At present the UK is an ally of the US in so far as getting involved in wars in the Middle East even though the Middle East was passed from the French and British spheres of influence into the US sphere of influence at the end of WW2.

The UK is also part of the EU in so much as paying huge membership fees and allowing other EU countries to buy everything we have even though they won't let us buy what they have.

I think we are getting the wurst of both Worlds.

I think we would be better off with the US for a whole bunch of reasons.

The UK and US both have legal systems based on Common Law, Europe is under Napoleonic Law which works very differently.

The US would benefit from UK innovation and the UK from the less class structured way industry works in the US.

During WW2 through Lend Lease (?) the US gained control of the Middle East oil reserves from Britain and that is all the US really wanted, just the greed of the oil companies.

Europe wanted the rest, France took the British space program, Germany got pretty much all of British industry.
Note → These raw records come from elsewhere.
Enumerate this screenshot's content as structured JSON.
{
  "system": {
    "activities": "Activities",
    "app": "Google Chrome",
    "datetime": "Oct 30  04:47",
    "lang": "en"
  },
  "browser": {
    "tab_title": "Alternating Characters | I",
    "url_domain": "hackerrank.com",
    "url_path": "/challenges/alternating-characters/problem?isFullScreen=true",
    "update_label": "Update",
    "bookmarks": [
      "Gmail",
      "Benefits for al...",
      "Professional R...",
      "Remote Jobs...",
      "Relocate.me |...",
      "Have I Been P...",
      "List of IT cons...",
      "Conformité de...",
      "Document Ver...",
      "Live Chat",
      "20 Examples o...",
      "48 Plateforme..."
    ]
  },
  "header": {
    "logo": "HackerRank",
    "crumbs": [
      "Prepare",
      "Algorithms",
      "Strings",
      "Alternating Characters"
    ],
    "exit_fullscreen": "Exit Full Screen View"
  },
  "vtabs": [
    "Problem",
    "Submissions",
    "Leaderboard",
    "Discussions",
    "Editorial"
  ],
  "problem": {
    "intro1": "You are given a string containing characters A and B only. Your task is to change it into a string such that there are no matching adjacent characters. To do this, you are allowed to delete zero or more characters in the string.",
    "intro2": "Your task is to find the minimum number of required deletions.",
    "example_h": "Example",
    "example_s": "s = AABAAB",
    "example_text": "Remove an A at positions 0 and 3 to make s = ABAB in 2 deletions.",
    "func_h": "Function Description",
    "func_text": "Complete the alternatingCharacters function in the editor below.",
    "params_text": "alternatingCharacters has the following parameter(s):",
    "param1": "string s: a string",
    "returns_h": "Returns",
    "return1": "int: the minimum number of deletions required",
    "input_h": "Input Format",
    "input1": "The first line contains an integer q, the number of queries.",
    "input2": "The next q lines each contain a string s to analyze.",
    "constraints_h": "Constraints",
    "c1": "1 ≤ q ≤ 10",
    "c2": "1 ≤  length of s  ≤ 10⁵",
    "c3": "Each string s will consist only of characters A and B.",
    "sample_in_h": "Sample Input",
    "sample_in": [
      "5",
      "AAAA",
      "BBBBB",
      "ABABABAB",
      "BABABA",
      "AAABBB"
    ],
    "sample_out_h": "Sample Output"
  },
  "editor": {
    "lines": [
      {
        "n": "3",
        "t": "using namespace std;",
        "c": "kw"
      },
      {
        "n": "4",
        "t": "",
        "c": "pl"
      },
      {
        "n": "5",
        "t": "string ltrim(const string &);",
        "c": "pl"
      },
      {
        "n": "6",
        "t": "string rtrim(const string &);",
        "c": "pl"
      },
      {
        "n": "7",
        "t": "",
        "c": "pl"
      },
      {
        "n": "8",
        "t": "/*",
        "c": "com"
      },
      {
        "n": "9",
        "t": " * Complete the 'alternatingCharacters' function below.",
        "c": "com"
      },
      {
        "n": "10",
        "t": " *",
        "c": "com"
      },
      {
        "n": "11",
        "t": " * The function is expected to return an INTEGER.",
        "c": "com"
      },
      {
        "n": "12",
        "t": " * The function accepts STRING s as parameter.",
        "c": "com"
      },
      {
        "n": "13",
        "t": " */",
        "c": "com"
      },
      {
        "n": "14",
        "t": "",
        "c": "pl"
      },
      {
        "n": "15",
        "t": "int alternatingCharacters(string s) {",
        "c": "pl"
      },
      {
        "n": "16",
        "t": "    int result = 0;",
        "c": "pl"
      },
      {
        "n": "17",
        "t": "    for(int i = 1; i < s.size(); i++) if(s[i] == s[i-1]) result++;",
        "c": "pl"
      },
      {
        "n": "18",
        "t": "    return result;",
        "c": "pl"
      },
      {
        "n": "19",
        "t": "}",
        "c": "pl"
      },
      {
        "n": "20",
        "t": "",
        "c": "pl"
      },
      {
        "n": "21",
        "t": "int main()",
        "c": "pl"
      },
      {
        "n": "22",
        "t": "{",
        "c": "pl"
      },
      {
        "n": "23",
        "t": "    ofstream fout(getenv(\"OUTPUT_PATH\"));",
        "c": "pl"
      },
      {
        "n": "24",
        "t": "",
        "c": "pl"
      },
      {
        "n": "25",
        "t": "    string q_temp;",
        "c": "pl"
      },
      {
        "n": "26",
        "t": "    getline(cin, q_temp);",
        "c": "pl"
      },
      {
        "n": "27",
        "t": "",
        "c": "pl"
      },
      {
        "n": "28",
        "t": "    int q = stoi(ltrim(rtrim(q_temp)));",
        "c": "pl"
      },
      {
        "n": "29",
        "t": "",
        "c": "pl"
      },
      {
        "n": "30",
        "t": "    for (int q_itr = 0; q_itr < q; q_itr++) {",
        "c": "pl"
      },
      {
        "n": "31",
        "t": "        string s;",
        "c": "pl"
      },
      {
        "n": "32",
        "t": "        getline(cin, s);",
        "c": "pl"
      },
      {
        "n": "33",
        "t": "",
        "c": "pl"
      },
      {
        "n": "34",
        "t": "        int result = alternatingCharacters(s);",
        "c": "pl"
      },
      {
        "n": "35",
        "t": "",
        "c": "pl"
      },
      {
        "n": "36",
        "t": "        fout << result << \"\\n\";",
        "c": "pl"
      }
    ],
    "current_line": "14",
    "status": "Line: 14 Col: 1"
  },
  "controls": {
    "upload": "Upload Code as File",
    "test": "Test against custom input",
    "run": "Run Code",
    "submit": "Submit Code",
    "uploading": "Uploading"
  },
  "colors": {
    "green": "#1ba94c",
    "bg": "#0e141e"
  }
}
Both of them and others have all the utilities and can and will take the rest of Britain's money supplying electricity.

Now Britain is half in and half out of the EU getting all the disadvantages and no advantages (if there are any), and helping the US with it's wars but getting no advantages from trade with the US either. Each time the US cuts off foreign contracts the UK gets cut off too. We are out in the cold with both groups.